Arrêté à Alger depuis le 16 novembre, l’écrivain franco-algérien Boualem Sansal n’est toujours pas présenté, à cette heure, devant un procureur de la République. C’est le procureur qui devrait lui signifier le ou les chefs d’inculpation retenu(s) contre lui, a confié son avocat, Maître Francois Zimeray qui état l’invité de l’émission d’information matinale de RTL.
« J’ai été désigné par son éditeur qui est inquiet, car l’arrestation s’est produite il y a plus d’une semaine et que nous n’avons eu aucune nouvelle de lui », raconte Me Zimeray.
« La défense algérienne de Boualem Sansal n’est pas constituée, ce qui est un sujet de procès équitable (…) Ce que je sais, c’est qu’il sera présenté au parquet aujourd’hui 25 novembre. Il va être présenté à un procureur cet après-midi. Un avocat devrait lui être désigné par le bâtonnier d’Alger« , poursuit l’avocat du romancier qui dit méconnaître le lieu ni les conditions de sa détention de son client.
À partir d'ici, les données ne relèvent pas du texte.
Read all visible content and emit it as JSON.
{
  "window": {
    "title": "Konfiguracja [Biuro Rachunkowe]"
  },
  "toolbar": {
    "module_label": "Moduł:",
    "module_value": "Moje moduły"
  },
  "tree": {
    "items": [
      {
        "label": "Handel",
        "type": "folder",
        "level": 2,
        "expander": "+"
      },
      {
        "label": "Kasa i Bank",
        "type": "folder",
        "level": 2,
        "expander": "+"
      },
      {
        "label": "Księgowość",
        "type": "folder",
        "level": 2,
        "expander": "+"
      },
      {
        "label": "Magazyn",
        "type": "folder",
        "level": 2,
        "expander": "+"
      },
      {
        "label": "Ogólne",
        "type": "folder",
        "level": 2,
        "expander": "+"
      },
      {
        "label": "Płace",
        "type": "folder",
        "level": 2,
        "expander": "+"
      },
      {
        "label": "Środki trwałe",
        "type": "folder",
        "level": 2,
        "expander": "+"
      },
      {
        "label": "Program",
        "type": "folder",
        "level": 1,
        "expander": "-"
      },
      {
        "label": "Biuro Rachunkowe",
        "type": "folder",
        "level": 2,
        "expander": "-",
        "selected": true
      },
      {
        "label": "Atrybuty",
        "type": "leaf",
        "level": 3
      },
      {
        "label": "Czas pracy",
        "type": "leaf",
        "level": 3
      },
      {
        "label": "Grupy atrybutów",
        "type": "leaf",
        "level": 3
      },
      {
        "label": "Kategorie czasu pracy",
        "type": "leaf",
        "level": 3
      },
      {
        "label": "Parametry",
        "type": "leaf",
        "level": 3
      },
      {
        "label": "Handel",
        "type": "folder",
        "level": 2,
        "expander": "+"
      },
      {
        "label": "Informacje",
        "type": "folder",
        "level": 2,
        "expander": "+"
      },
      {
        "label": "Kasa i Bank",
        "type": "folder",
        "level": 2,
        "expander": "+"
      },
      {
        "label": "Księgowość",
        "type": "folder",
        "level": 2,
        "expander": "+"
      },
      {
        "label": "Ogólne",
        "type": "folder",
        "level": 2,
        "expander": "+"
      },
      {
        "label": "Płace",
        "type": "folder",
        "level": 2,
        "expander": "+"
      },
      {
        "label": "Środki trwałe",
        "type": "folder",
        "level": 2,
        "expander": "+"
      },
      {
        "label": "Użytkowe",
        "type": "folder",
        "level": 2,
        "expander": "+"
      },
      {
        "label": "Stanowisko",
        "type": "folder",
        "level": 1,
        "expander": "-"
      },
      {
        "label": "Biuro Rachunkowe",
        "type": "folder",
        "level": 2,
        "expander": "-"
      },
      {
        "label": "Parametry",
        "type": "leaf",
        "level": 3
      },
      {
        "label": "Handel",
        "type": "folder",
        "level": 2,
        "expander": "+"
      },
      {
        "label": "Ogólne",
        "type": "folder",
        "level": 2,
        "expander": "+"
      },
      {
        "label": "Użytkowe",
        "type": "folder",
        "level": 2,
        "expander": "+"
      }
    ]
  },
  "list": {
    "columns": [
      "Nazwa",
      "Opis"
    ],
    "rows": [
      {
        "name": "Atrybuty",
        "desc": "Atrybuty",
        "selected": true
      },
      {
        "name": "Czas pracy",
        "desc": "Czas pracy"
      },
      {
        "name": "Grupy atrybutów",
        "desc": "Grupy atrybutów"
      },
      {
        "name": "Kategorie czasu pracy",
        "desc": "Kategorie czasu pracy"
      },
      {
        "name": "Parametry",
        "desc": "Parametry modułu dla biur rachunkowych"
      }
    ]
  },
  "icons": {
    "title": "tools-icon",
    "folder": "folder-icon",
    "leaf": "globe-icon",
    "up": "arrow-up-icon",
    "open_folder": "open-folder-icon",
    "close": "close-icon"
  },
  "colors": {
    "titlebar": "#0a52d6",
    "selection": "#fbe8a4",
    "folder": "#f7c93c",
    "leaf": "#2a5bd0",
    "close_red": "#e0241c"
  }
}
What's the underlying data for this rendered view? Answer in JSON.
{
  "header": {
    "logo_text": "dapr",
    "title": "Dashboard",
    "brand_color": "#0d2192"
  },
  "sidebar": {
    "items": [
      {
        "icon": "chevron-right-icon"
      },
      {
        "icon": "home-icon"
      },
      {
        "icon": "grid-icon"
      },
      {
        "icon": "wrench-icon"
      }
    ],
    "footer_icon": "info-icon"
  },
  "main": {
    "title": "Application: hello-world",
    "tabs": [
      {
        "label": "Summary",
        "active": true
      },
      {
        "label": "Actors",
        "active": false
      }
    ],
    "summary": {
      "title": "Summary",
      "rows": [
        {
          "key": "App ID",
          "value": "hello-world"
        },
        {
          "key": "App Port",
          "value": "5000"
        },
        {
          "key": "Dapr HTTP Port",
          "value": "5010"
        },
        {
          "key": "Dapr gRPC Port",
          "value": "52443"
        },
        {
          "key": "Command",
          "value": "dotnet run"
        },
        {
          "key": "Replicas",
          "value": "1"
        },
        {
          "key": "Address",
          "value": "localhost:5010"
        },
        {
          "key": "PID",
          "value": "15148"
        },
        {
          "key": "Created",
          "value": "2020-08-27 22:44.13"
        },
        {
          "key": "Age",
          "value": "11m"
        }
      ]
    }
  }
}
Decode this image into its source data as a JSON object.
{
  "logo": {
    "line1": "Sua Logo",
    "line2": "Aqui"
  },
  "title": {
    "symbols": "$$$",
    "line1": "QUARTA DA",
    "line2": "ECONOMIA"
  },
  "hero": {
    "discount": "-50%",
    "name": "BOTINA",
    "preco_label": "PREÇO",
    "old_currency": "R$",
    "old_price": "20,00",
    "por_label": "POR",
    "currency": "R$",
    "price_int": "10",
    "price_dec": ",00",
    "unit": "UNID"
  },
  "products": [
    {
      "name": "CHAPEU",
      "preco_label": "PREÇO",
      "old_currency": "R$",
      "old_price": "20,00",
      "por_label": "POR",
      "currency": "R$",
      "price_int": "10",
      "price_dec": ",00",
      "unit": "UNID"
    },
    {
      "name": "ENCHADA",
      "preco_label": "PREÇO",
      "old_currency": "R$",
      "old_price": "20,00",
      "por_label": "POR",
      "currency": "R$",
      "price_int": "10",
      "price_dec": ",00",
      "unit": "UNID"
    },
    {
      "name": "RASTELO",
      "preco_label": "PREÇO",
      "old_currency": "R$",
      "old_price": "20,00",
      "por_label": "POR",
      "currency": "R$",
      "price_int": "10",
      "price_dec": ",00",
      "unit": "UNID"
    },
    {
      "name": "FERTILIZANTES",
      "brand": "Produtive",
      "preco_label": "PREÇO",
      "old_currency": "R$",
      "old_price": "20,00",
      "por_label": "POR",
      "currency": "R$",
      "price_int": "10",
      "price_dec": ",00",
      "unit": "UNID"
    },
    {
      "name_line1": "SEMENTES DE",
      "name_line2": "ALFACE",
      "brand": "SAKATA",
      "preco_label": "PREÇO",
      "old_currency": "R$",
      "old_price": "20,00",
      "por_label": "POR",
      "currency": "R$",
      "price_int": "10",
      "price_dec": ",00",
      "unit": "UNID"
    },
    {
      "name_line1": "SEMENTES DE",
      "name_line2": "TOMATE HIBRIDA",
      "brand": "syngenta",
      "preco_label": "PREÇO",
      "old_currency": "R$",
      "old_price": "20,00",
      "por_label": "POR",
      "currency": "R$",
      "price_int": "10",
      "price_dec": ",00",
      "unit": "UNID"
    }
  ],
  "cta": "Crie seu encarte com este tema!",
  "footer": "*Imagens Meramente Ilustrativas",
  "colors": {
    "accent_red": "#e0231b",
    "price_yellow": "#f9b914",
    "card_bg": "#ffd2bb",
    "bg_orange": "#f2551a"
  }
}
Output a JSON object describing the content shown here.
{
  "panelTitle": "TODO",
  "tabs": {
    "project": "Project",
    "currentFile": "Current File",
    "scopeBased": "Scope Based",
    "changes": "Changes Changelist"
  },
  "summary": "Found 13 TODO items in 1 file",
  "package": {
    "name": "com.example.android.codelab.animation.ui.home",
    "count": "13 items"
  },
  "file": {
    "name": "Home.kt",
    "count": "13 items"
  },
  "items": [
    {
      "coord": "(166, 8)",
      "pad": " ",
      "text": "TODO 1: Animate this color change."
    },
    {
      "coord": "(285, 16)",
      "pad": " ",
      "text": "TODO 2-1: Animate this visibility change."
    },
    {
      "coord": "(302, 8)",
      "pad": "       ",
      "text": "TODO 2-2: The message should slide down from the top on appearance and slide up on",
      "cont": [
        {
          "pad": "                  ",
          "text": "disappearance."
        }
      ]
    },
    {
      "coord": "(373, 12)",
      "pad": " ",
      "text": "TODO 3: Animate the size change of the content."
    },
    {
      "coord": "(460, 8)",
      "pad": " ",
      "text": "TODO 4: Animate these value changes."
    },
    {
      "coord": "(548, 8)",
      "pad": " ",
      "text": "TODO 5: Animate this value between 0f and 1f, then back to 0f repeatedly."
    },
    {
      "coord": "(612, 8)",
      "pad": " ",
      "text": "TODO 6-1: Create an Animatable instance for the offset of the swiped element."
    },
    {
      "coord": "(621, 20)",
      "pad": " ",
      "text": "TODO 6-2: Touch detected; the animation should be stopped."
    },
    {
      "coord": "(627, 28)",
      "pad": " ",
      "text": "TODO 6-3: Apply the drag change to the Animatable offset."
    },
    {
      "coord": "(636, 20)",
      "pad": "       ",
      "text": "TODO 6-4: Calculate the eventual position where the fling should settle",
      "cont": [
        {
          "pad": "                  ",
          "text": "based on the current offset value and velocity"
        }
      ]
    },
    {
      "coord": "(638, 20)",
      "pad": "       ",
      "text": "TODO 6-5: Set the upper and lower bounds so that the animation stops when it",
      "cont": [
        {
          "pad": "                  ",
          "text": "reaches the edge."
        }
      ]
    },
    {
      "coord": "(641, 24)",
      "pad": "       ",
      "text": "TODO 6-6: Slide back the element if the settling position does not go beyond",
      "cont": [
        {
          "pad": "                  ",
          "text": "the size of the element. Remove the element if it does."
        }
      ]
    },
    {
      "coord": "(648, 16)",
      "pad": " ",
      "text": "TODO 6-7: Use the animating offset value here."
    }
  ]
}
« De toute évidence, Boualem Sansal a été arrêté « pour sa liberté de ton, sa liberté d’esprit, sa grande indépendance et évidemment les critiques que cette liberté l’a conduit à formuler, à exprimer tout au long de sa vie littéraire et de sa vie d’homme libre, sur certains aspects de la société algérienne et de la société politique algérienne », dira Me Zimeray qui revient sur les déclarations de l’auteur de Le serment des barbares et qui ont valu son arrestation. Des déclararations qui risquent d’être versées dans son dossier, comme preuve de son inculpation par le magistrat algérois.
« Qu’il s’agisse de l’islamisme, qu’il s’agisse de la gouvernance, et aussi quelques considérations sur l’histoire, qui n’ont pas plu à certains« , selon l’avocat, Boualem Sansal risque de « finir ses jours en prison », estime l’invité de Thomas Sotto sur RTL
« Certains de ses proches considèrent qu’il risque jusqu’à une peine extrêmement longue de perpétuité ou de finir ses jours en prison, assure-t-il, compte tenu d’ailleurs de son âge aussi. C’est jamais anodin d’arrêter un écrivain pour délit d’opinion, et de surcroît un écrivain de 75 ans. Donc, bien sûr qu’il y a un risque. Mais au-delà de ça, il y a un risque pour les libertés, il y a un risque pour les principes fondamentaux, il y a un risque aussi pour l’image que l’Algérie veut renvoyer dans le monde », finira par dire François Zimeray, chargé par la maison d’édition française Gallimard de participer à la défense de l’écrivain Boualem Sansal.
Dans un communiqué publié par l’AFP, l’avocat a déclaré qu’il « veillera à ce que son droit à un procès équitable soit respecté, conformément aux obligations internationales souscrites par l’Algérie ».
« Arrêter un écrivain en raison de ses opinions est quelque chose qui viole toujours les libertés fondamentales », déplore l’avocat, spécialiste des droits de l’Homme et ancien ambassadeur de France au Danemark.
En attendant le procès de l’écrivain qui se tiendra, selon la procédure de citation directe, les médias algériens évoquent les probables chefs d’accusation qu’encourt l’écrivain.
L’agence de presse algérienne (APS) accuse Sansal d’avoir remis en cause « l’existence, l’indépendance, l’Histoire, la souveraineté et les frontières de l’Algérie », d’avoir « nier l’existence même de la Nation algérienne » et d’avoir « des liens avec des parties hostiles à l’Algérie ».
Pour ces médias, les faits sont constitués et documentés de déclarations faites aux médias par Boualem Sansal, notamment sur la question de l’unité nationale et de l’intégrité territoriale de l’Algérie. « On pourrait lui reprocher ses positions favorables à des parties étrangères hostiles à l’Algérie ».
De ce fait, ces accusations ne nécessitent pas, estime- t-on, l’ouverture d’une enquête judiciaire. Boualem Sansal pourrait être poursuivi pour atteinte à « l’intégrité du territoire national »
En se basant sur une première lecture du Code pénal algérien, plusieurs articles pourraient s’appliquer à cette affaire.
L’article 79, par exemple, stipule que « quiconque, hors les cas prévus aux articles 77 et 78, a entrepris, par quelque moyen que ce soit, de porter atteinte à l’intégrité du territoire national, est puni d’un emprisonnement d’une durée d’un à dix (10) ans et d’une amende de 3 000 DA à 70.000 DA. Il peut en outre être privé des droits visés à l’article 14 du présent code ».
L’article 87 bis (arme très utilisée par les juges contre les activistes) pourrait également être invoqué, notamment la partie qui considère comme acte terroriste ou de sabotage « tout acte visant la sécurité de l’État, l’unité nationale et la stabilité des institutions ».